Yrityskylä is a Finnish learning concept which has been recognised as the world’s best education innovation. Its story began in 2010. We offer school children in grades six and nine positive experiences of working life, the economy and society and encourage entrepreneurship. To top it all off, Yrityskylä is based on a curriculum.
In 2010, we decided to try something new.
We wanted to create an inspiring way for students to learn about working life, the economy and society. We built a miniature society in Helsinki’s Museum of Technology and invited 800 sixth-graders to run it.
The reception was positive and word got around Finland. So we decided to load Yrityskylä onto a truck and tour the country. We had created an inspiring and practical way to introduce young people to working life, based on the primary school curriculum.
We set up permanent Yrityskylä societies in eight locations. Based on the sixth-graders’ Yrityskylä experience, people wanted more. We put our heads together and developed a new digital and interactive game for ninth-graders in which they manage a company on the global markets.
Along the way, we have gained some great partners, and together we have created a whole community which consists of different actors in society.
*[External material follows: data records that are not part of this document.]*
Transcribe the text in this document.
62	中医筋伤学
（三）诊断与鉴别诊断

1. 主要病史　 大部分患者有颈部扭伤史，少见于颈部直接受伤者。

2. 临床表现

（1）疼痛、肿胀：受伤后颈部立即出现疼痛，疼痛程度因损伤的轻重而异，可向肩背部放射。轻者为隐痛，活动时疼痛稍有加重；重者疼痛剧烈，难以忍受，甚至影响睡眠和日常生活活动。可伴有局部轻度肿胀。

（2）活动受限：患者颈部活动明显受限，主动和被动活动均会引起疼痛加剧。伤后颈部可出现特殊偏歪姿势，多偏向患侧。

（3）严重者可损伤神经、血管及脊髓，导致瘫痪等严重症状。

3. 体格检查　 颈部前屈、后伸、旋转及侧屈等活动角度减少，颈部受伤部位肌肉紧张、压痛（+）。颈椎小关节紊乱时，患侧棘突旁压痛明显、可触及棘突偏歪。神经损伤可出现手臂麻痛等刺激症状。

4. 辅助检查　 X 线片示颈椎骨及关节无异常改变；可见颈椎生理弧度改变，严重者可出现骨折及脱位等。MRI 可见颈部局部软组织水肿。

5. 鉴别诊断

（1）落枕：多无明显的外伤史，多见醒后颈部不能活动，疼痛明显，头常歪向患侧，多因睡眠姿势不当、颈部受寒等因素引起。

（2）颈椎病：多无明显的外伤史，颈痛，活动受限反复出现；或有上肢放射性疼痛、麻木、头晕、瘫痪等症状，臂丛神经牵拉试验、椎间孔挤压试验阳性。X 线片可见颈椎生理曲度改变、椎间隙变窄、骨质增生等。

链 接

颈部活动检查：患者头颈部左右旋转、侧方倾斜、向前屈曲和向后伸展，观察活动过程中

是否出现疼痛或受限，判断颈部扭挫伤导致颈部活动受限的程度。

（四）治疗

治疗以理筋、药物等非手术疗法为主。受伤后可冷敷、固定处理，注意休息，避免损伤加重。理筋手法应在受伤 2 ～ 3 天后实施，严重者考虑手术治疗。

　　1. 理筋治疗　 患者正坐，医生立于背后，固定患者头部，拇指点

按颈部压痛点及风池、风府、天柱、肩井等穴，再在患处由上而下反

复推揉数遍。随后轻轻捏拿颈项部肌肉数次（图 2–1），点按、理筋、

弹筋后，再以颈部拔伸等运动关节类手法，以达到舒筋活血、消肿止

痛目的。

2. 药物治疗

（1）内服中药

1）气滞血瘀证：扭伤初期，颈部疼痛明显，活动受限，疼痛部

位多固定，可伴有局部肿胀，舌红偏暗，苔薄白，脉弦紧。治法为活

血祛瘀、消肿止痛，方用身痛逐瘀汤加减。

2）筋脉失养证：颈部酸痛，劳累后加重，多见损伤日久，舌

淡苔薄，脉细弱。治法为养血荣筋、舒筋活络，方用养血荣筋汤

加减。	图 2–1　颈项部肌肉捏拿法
Our story will continue because we want each and every Finn to be a bold, involved and enterprising member of society.
Yrityskylä’s learning concept
We teach Yrityskylä’s learning concept to teachers
The teachers review the learning materials with their students at school.
Their classes participate in Yrityskylä’s learning environment.
Back at school, the class goes over what they have learned and responds to feedback.
The Yrityskylä learning environment for sixth-graders is a schoolchildren’s society, a miniature city where students work in a profession and earn money for their work. In addition, the students act as consumers and citizens, as part of Finnish society.
In the Yrityskylä learning environment for ninth-graders, students compete in managing a company on the global markets. The students each have their own areas of responsibility on rival executive boards. During the game, the teams manufacture and sell their products to customers and head the company for a period of one year. The winning team is the one that has been able to achieve the best reputation in addition to a good operating profit. The game combines digitality and interaction.